Im Wartebereich

„Zentrales Warten“ steht auf dem Schild draußen neben der Tür. Ich sitze mit anderen Wartenden maskiert in der Menge und halte auf Abstand. Das ist einem ja nach zwei, drei Jahren Corona doch längst selbstverständlich … Es erscheint mir aber selbst an dieser Stelle eigentlich überflüssig, geht mir durch den Kopf, wie ich da sitze und warte, noch darauf hinzuweisen, dass uns Warten zentral ist. Selbst dann, wenn wir selbst gar nicht wissen, dass und worauf wir noch warten.

Natürlich bin ich nicht ohne Grund hier. Aber allzuviel Mut zu zeigen angesichts dessen, was auf uns zukommt im Krankenhaus und wohl unvermeidlich ist, erscheint mir gleichfalls überflüssig, nachdem mir eine Dame auf Krücken gerade draußen beim Rauchen erzählt hat, wie sie nach drei verpfuschten Hüftoperationen ein um vier Zentimeter kürzeres Bein hat, tagtäglich auf hochdosierte Schmerzmittel angewiesen ist, seit einem der Eingriffe mit einem therapieresistenten Pilz infiziert; und dass sie als nächstes in den Rollstuhl müsse.

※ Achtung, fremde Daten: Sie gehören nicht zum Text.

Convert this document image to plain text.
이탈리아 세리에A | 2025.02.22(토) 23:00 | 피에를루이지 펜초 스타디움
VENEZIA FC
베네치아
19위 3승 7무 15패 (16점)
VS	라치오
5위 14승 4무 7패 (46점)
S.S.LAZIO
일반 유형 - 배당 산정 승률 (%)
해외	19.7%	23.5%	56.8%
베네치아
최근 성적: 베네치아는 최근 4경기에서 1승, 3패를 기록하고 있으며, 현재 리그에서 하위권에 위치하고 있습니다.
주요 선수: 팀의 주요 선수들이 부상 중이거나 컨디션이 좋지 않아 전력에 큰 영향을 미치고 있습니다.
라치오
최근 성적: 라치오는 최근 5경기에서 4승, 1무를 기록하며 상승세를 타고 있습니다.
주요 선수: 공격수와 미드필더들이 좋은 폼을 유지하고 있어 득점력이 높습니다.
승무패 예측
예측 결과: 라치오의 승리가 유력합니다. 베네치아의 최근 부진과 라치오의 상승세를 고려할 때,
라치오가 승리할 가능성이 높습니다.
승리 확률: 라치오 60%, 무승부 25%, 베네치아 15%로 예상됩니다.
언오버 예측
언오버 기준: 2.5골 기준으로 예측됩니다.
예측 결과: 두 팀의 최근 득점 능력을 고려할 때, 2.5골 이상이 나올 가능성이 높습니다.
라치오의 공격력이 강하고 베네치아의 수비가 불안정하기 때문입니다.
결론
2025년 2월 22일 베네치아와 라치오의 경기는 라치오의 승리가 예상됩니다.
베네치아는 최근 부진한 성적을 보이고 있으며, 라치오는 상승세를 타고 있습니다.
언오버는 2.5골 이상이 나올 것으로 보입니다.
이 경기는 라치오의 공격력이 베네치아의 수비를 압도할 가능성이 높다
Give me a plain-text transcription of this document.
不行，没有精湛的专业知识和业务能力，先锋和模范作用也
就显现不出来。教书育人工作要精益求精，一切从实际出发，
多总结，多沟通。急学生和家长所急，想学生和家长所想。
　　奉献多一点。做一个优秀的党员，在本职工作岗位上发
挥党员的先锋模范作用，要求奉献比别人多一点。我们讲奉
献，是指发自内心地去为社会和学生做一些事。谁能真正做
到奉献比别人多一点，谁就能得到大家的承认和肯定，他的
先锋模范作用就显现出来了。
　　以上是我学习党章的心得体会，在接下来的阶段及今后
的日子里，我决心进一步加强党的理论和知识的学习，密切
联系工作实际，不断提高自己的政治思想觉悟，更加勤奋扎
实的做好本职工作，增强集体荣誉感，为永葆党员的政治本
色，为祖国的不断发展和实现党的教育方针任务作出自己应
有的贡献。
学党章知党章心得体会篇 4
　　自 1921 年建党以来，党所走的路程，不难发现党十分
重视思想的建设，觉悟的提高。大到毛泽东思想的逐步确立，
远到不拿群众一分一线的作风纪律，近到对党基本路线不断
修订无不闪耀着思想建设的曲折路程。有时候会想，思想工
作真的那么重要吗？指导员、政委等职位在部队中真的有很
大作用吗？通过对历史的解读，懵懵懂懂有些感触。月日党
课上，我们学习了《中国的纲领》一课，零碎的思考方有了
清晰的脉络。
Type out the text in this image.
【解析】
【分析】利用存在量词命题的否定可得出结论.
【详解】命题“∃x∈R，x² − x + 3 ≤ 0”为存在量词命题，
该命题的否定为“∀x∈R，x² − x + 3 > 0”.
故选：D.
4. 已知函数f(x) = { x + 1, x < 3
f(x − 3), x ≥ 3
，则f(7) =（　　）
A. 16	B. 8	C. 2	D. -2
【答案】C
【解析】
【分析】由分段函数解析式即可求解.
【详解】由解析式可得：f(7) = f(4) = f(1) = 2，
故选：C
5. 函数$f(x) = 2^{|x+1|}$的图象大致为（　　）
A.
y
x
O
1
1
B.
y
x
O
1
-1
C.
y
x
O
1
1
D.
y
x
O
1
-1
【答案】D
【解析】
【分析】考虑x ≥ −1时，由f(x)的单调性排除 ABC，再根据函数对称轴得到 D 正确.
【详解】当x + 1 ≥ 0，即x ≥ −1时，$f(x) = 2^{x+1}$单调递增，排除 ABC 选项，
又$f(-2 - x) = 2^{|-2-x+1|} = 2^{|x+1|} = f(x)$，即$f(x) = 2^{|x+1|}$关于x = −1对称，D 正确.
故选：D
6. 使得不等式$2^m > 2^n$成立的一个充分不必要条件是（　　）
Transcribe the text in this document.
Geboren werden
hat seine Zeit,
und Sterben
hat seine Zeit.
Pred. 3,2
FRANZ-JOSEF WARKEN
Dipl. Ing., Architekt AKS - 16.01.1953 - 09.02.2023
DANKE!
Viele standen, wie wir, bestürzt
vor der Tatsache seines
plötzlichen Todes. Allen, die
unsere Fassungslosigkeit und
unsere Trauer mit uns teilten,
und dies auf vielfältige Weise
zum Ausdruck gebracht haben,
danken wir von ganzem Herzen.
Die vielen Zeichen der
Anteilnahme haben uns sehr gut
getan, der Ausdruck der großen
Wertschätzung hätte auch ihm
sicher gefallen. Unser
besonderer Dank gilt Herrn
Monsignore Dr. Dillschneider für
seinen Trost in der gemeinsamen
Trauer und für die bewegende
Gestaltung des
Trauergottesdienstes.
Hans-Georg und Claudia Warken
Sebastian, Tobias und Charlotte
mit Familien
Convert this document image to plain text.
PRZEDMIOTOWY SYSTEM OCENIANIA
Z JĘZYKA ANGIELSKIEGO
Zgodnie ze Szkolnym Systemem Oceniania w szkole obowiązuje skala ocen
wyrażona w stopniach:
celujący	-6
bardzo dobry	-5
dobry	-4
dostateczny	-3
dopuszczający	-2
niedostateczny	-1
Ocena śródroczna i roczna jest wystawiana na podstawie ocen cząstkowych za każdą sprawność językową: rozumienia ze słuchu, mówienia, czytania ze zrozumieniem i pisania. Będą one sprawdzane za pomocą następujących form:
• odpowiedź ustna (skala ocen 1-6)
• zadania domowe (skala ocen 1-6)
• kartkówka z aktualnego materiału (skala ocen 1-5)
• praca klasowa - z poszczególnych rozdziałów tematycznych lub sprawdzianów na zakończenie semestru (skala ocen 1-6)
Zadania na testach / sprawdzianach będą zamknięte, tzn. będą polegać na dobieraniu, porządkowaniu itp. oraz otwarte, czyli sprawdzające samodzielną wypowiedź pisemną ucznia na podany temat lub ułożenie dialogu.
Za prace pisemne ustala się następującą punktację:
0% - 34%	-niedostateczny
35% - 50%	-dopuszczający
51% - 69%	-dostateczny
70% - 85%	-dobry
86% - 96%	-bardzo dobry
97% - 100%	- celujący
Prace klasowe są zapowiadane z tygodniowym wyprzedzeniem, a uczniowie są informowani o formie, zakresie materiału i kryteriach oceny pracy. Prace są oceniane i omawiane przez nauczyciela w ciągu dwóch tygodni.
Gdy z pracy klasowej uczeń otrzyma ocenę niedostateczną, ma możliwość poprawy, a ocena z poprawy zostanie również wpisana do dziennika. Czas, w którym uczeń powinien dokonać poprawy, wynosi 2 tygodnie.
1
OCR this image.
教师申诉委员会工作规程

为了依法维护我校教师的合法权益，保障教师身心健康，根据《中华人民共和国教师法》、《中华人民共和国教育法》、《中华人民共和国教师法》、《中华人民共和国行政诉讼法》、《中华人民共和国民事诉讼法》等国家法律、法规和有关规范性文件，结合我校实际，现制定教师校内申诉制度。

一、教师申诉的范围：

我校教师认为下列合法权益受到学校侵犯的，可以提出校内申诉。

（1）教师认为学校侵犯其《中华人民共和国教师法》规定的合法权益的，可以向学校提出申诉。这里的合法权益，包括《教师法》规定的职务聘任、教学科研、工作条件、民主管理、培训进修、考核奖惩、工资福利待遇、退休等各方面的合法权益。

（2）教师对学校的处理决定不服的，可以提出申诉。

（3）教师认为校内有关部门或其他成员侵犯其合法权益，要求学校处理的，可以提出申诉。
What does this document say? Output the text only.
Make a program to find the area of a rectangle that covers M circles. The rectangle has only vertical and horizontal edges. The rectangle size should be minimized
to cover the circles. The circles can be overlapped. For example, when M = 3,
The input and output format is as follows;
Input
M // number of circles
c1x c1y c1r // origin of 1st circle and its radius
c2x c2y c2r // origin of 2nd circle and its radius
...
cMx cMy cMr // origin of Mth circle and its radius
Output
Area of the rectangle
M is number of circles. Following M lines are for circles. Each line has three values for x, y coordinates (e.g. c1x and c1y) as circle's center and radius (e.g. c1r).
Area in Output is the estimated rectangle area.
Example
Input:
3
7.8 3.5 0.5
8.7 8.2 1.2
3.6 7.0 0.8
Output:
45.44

Und schlimmer: wie sie als Opfer für die Orthopädieabteilung der schwarze Pechvogel ist und mitleidlos aus dem System herausgedrängt wird; wie der Oberarzt nicht mehr ansprechbar ist und die Tür zuschlägt, damit möglichst kein Hahn mehr krähen soll nach dem, was nie passieren kann, weil es ja nicht passiert sein darf.

Ich schaue mich um im Wartebereich. Unter den Masken sind wir einander alle ähnlich geworden – mittlerweile schon fast Familie. Gegenüber auf dem großen Bildschirm läuft wie in einer Schule ein Tierfilm aus dem Zoo – Giraffen hinter Gittern. Der Mensch fühlt sich offenbar zum Wärter berufen – selbst wenn er selber gendert wie ein Papagei im Zirkus; oder wenn er uns über den Maskenrand hinweg scharf mustert und fachmännisch die hinreichende Bedeckung der Nase überprüft. Aus derselben, selber kaum oder nur unzureichend maskierten Distanzlosigkeit weisen wir uns gegenseitig auch auf den korrekten Sitz der Sprache weiter oben über der Nase hin. Wer allzu laut unter der Krise leidet oder die falschen Fragen stellt, statt nachzuplappern, was jeder weiß, kippt allzu leicht über den Rand der geschlossenen Flachwelt der Panik ins Bodenlose der Leere sozialer Ausgrenzung.

Es tritt unter Bedingungen der Pandemie überdeutlich zutage, wie einsam fast alle sind. Man weiß nicht – ist es Angst oder etwas Schlimmeres, was die Augen des jungen Mannes, der vor der Wand gegenüber sitzt, fast unsichtbar macht, selbst wenn er seine muskulösen Arme gerade mal nicht vor der Brust verschränkt, weil er auf sein Handy starrt. Ich sitze im Wartebereich und schaue mich um. Keiner schaut den anderen an. Worauf warten wir?